Escape for a weekend on Río La Miel, the ‘Honey River’

Río La Miel
The Río La Miel is a paradise with a dicey past. (Photo by Alden Pyle)
Río La Miel
The Río La Miel is a paradise with a dicey past. (Photo by Alden Pyle)

[dropcap]A[/dropcap]t dusk along the emerald green river, black silhouettes of monkeys uncoil their tails and jump from tree to tree. Under low-hanging branches that reach out like fingers across the channel, buffalo roam grass reeds against a curtain of pink clouds.

Overhead, bats flap through the warm, sweet air. A symphony of buzzing cicadas, croaking toads, and chirping birds accompany the gentle rush of water.

Winding through the coffee-growing departments of Caldas and Antioquia, often parallel to the neighboring Magdalena waterway, the Río La Miel or “Honey River” is one of Colombia’s best kept secrets.

The relative isolation of this jungle wilderness once marred by armed conflict led famed author Héctor Abad Faciolince to label the area “a black hole abandoned by God and men.”

Yet just a quick boat ride from the sleepy town of San Miguel, a retired Avianca pilot has opened an eco-lodge on 7,000 hectares along the riverbanks.

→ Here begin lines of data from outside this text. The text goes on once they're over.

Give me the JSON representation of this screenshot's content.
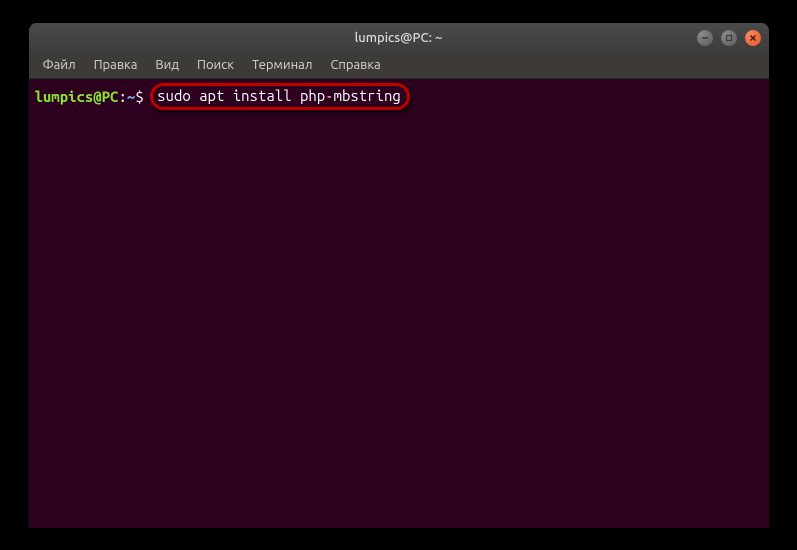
{
  "titlebar": {
    "title": "lumpics@PC: ~"
  },
  "menubar": {
    "items": [
      {
        "label": "Файл"
      },
      {
        "label": "Правка"
      },
      {
        "label": "Вид"
      },
      {
        "label": "Поиск"
      },
      {
        "label": "Терминал"
      },
      {
        "label": "Справка"
      }
    ]
  },
  "terminal": {
    "prompt_user": "lumpics@PC",
    "prompt_sep": ":",
    "prompt_path": "~",
    "prompt_dollar": "$ ",
    "command": "sudo apt install php-mbstring"
  }
}
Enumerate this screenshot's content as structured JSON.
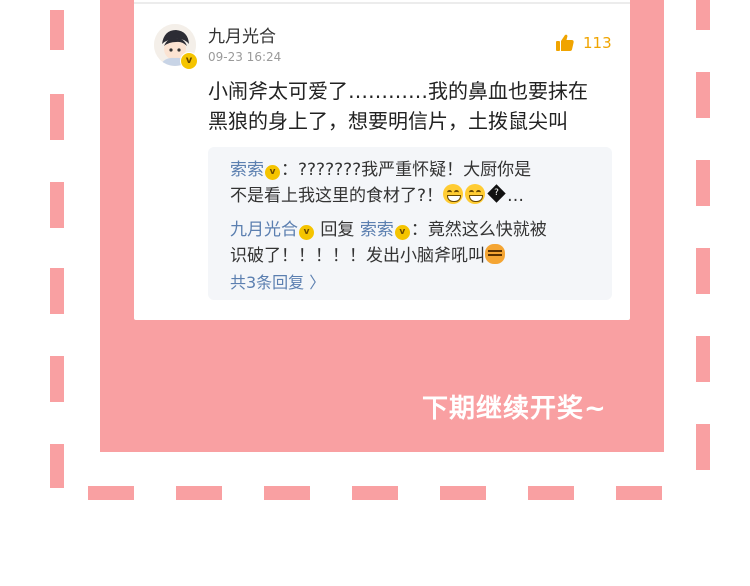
{
  "comment_card": {
    "username": "九月光合",
    "timestamp": "09-23 16:24",
    "like_count": "113",
    "text_line1": "小闹斧太可爱了…………我的鼻血也要抹在",
    "text_line2": "黑狼的身上了，想要明信片，土拨鼠尖叫",
    "verified_badge": "v"
  },
  "replies": {
    "items": [
      {
        "user": "索索",
        "separator": "：",
        "text_line1": "???????我严重怀疑！大厨你是",
        "text_line2_pre": "不是看上我这里的食材了?！",
        "text_line2_post": "…"
      },
      {
        "user": "九月光合",
        "reply_word": " 回复 ",
        "reply_to": "索索",
        "separator": "：",
        "text_line1": "竟然这么快就被",
        "text_line2": "识破了！！！！！发出小脑斧吼叫"
      }
    ],
    "more_label": "共3条回复 〉"
  },
  "footer_label": "下期继续开奖~",
  "icons": [
    "avatar",
    "verified-badge-icon",
    "thumbs-up-icon",
    "grinning-emoji-icon",
    "unknown-glyph-icon",
    "tiger-emoji-icon"
  ],
  "colors": {
    "frame_pink": "#f9a0a2",
    "like_orange": "#f0a400",
    "username_blue": "#5b7fb0",
    "reply_bg": "#f4f6f9"
  }
}
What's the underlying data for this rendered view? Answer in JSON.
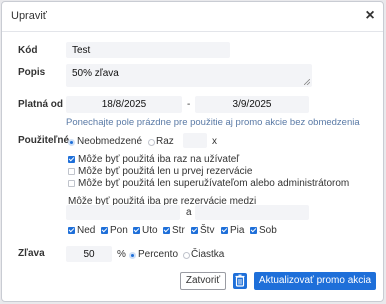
{
  "dialog": {
    "title": "Upraviť"
  },
  "form": {
    "code": {
      "label": "Kód",
      "value": "Test"
    },
    "description": {
      "label": "Popis",
      "value": "50% zľava"
    },
    "valid_from": {
      "label": "Platná od",
      "from": "18/8/2025",
      "separator": "-",
      "to": "3/9/2025",
      "hint": "Ponechajte pole prázdne pre použitie aj promo akcie bez obmedzenia"
    },
    "usable": {
      "label": "Použiteľné",
      "unlimited": "Neobmedzené",
      "once": "Raz",
      "times_value": "",
      "times_suffix": "x",
      "options": [
        {
          "label": "Môže byť použitá iba raz na užívateľ",
          "checked": true
        },
        {
          "label": "Môže byť použitá len u prvej rezervácie",
          "checked": false
        },
        {
          "label": "Môže byť použitá len superužívateľom alebo administrátorom",
          "checked": false
        }
      ],
      "between_label": "Môže byť použitá iba pre rezervácie medzi",
      "between_from": "",
      "between_and": "a",
      "between_to": ""
    },
    "days": [
      "Ned",
      "Pon",
      "Uto",
      "Str",
      "Štv",
      "Pia",
      "Sob"
    ],
    "discount": {
      "label": "Zľava",
      "value": "50",
      "unit": "%",
      "percent": "Percento",
      "amount": "Čiastka"
    }
  },
  "buttons": {
    "close": "Zatvoriť",
    "update": "Aktualizovať promo akcia"
  },
  "colors": {
    "accent": "#1e6fd9",
    "hint": "#5a7aa6",
    "field_bg": "#f3f4f7"
  },
  "icons": {
    "close": "close-icon",
    "delete": "trash-icon"
  }
}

In five raised cabins, beds are draped in mosquito nets next to small tables fashioned out of tree stumps. Beams of guadua bamboo hold swinging hammocks and candle lanterns from moss-covered ropes. Meters below, crocodiles crawl in the mud.

The property itself is a kaleidoscope of fruits and vegetation. Coconuts, mangos, oranges, plantains, papayas, limes and malt-flavored níspero berries hang fresh for the picking. Green lizards dart under achiote bushes, whose blood-red seeds were once used by indigenous populations for body paints. A stone’s throw away, bright guaraná plants produce pits with twice the caffeine concentration of coffee beans.

Beyond this tropical Garden of Eden, the landscape shifts abruptly to green mountains roved by white bulls. Holding a fresh glass of lemonade sweetened by panela, an unrefined cane sugar, I walk with a wooden stick that a local worker handed me to beat off any poisonous snakes slithering through the low grass.

The only other animals I encounter are tortoises taking in the sun and striped blue butterflies. Since daybreak a fleet of thin motorized skiffs with wooden seats and handpainted names like “The Bengal” and “Jaguar” take a growing number of tourists up the river.

Resident drivers navigate through sand bars and rocks, standing like George Washington crossing the Delaware, had he been relegated to the back seat. Jumping off the sides in life vests, we let the rapids guide us under makeshift bridges and waterfalls.

In calmer stretches of the river, wide nets and glinting hooks search out the dozens of fish species endemic to the region. The daily haul has been less rewarding since Isagen, Colombia’s third largest power generation company, built a hydroelectric plant along La Miel.

Water levels drop and rise suddenly at the whims of turbines and a towering dam, leaving fish stuck between rocks and flopping in the air. The territory’s history is a mix of tranquility and violence.

In the 1960s, longhaired hippies would travel from the United States to the “Honey River” for its renowned psychedelic mushrooms, and stage concerts among befuddled villagers.

In the 1970s and 1980s, an illegal mining boom and the expansion of guerrilla groups replaced peace and harmony with prostitution, gambling and bloodshed. When the leftist rebels resorted to cattle rustling, extortion and kidnapping across the Magdalena Valley, farmers and ranchers organized self-defense crews.

One such group would become the nation’s largest paramilitary organization, the Autodefensas Campesinas del Magdalena Medio (ACCM). Notorious bloc commander Ramon Isaza and his followers pleaded guilty in a 2006 demobilization process to torture, massacres, and forced displacement.

Inhabitants from La Miel have mixed feelings about their past. On one hand, they no longer eat a fish called dentón, because it fed off the corpses thrown into the river by right-wing death squads.

On the other, the cocaine laboratories that popped up brought jobs and wealth. Locals seem to remember famed drug lord Pablo Escobar, who once frequented the area to water ski, for his large cash tips.

Alongside the carnage, paramilitaries meted out a ruthless brand of justice. In earlier days, the owner of the eco-lodge purchased a skillfully engraved harpoon from an unknown passerby. The following morning, two armed men showed up at his door and told him the harpoon had been stolen and would be returned to the rightful owner.

Soon after, the vendor and supposed thief floated down La Miel.

Driving back to Bogotá, with Cuban duo Celina and Reutilio playing from the speakers, we pass endless fields of African palm. Paved lanes gradually replace dirt roads. The Palanquero military base stretches into view, replete with camouflage helicopters and French Mirage aircraft.

As I reach into a bag to turn on my cellphone, out jumps a small brown frog, a reminder of life outside the urban sprawl.